Düşüncelerimi Araf'tan sıyırıp Hera'ya odakladığımda minik kızın sessizce iç çektiğini fark ediyorum. Yavaşça kendimden ayırıp gözlerine bakıyorum. Ağlamadığını görmek bir nebze olsun ferahlatıyor içimi. Yüzüne yapışan saçları elimle arkaya doğru itiyorum. "Ben seni çok sevdim Sahra." Yüzümü kaplayan gerçek bir gülümsemeyle boynuna kocaman sulu bir öpücük bırakıyorum. Bu sulu öpücükler konusunda babasına benzemediğini düşünüp istemsizce gülümsüyorum. "Ben de seni çok sevdim canım benim!" Küçük kız tam ağzını açmak üzereyken çalan kapıyla kollarımın arasından çıkmadan kapıya dönüp gel diye sesleniyor. Verdiği tepkiye gülümseyip açılan kapıya bakıyorum. İçeriye giren adamı görünce yavaş yavaş donuyor yüzümdeki gülümseme. Ellerimi Hera'dan çekip doğruluyorum hemen. Bu hareketim dikkatini çekiyor ve Asaf bakışlarını dolaştırıyor üzerimde.

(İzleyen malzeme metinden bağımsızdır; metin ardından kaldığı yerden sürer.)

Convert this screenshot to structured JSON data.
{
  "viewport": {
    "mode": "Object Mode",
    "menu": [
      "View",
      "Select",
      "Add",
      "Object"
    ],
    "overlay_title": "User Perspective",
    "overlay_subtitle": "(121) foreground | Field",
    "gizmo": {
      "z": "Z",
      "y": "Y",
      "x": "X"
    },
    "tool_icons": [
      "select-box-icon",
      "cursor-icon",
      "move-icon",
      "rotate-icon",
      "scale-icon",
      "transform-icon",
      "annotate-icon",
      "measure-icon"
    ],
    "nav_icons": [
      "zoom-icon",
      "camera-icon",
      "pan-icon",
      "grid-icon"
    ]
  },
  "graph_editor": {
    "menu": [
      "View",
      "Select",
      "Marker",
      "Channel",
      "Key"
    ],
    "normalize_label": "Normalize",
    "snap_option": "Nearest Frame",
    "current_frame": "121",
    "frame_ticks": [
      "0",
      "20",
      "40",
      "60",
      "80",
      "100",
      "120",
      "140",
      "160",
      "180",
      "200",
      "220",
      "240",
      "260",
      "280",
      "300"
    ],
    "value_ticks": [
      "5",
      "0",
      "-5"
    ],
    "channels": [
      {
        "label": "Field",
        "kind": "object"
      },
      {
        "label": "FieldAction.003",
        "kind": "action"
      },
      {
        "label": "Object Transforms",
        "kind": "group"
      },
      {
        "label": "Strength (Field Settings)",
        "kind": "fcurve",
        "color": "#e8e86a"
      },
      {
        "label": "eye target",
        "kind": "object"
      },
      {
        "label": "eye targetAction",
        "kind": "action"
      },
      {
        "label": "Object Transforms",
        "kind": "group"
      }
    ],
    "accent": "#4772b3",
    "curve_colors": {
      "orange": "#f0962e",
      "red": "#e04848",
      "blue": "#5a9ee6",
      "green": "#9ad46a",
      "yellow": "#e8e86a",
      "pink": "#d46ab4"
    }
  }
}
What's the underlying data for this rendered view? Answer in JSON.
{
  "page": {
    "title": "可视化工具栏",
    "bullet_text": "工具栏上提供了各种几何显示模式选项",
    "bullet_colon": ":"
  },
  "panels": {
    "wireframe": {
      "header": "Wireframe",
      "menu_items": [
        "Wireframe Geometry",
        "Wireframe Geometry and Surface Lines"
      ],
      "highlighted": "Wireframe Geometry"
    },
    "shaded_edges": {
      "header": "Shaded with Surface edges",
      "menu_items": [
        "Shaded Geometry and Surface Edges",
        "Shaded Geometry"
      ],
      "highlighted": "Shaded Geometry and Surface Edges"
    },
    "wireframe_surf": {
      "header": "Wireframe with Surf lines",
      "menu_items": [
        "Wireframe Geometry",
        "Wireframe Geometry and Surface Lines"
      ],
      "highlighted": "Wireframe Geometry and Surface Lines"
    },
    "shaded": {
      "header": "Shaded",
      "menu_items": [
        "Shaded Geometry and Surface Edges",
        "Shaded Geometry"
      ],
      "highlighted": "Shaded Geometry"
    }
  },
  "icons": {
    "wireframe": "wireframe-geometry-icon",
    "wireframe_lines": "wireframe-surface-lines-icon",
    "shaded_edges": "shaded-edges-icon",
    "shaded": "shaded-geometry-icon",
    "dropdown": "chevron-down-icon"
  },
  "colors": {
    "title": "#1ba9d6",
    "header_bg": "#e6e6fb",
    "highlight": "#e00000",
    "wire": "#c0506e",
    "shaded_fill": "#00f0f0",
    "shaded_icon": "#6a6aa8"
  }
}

Öyle yoğun bakıyor ki ne yapacağımı şaşırıyorum bir an. Titrek bir nefes çekiyorum hareket eden ademelmasına bakıp. Titremeye başlayan ellerimi nereye koyacağımı şaşırıyorum. Neyse ki Hera bozuyor bu anlamsız sessizliği. "Aşkım babam. Bak Sahra uyanmış işte!" Asaf bakışlarını güçlükle çekiyor üzerimden ve toparlamaya çalıştığı bakışlarıyla bakıyor kızına. Belli belirsiz sallıyor başını ve uzatıyor elini. Hera da bu daveti karşılıksız bırakmayıp koşarak gidip tutuyor babasının elini. Hipnotize bir şekilde izliyorum bu yaşananları. Asaf çıkarken bir şeyler söylüyor ama ne o konuşabilecek durumda ne ben onu duyabileceğim bir haldeyim.
Herhangi bir cevap vermemi beklemeden kızını da alıp çıkıyor odadan. Kapanan kapının ardından mevsime aldırış etmeden açıyorum pencereyi. İçeriye giren kar soğuğu titretiyor vücudumu.